Advent: Day 3

* This post is part of an Advent devotional, being posted daily during Advent 2014. For an intro to this series of posts, please read the initial post here

Tuesday: 2 December                  

Read: Isaiah 2:1-5

(Light a candle)

Reflection

How odd this message must have sounded to those who heard it first. Instead of the typical religious mantra of “Save us from those who are not like us” this passage describes a coming kingdom in which all the nations will come to the mountain of the Lord. There, the Lord will teach the nations and judge between them, leading to a new and almost unthinkable reality: the nations of the world will turn their instruments of violence into tools that cause the earth itself to flourish. 

Even as we confess our own sins this Advent season, we intercede for the world around us. The repercussions of sin are not merely matters of personal morality. No, sin is far more entangled within the fabric of our world than what our contemporary privatization of faith can handle.

Ferguson. Gaza. North Korea. Ukraine. ISIL. Joseph Kony. Boko Haram. Reservations and residential schools. Washington Redskins. Jim Crow. Apartheid. More African-American men in prison within the U.S. than were enslaved before the Civil War. 27+ million people in slavery today. Sex tourism and trafficking. Millennia of attempts to secure tribal and national peace through war. Political and religious homogeneity pursued through executions, acts of terrorism, and outright genocides.

The repercussions of our sin are pervasively systemic. In our systems and structures, we exponentially multiple our sins by promulgating unexamined privileges and internalized oppressions for the perceived benefit of a few and at compounding costs to the many.

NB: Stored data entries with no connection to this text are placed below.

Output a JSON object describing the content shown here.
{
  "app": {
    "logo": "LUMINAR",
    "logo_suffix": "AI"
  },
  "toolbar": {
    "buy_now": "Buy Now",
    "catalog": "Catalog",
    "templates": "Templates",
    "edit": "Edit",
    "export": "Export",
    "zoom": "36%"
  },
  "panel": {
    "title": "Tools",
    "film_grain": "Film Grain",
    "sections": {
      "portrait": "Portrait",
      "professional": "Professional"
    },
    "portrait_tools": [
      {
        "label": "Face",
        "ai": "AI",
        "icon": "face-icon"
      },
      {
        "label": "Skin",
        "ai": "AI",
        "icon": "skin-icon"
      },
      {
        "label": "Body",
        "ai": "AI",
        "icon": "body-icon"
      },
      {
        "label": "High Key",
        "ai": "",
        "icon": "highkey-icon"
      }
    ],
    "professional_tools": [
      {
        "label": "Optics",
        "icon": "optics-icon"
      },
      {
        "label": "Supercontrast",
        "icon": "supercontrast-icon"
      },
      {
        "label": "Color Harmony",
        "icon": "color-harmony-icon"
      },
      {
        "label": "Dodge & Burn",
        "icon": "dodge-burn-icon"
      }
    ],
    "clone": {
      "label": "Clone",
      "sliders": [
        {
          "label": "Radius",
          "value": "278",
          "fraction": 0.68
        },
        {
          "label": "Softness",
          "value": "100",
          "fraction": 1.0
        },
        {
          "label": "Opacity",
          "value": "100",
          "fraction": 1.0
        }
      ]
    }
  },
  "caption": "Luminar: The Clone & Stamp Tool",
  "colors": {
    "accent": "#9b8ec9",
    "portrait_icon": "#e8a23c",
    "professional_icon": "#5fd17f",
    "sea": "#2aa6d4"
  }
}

And so, in Advent we cry out, interceding because the world has fallen so far short of what God intended it to be. We cry out, interceding because the world is not yet what God has promised it will be. We cry out, interceding because we recognize that God is the only one who can transform our systems and structures as well as our hearts.

As we give voice to the great laments of our age and spend ourselves on behalf of our brothers and sisters who are poor, marginalized, and oppressed, we take hope. For in the Advent season, we remember and believe that in Jesus Christ God has heard our cries. Even here, even now – though it might not trend on Twitter or show up on the evening news – we are reminded by Isaiah’s vision and Jesus’ birth that God is already at work untangling us and the whole world from our sin and all of its seemingly intractable allies. And we look ahead, anticipating that day when Jesus Christ will return and fulfill his work of making all things new. “Come, people of God, let us walk in the light of the Lord.”

Closing Prayer

Come quickly, Lord Jesus, that the light of your life may fill us with the living hope that our sins will be no more. Amen.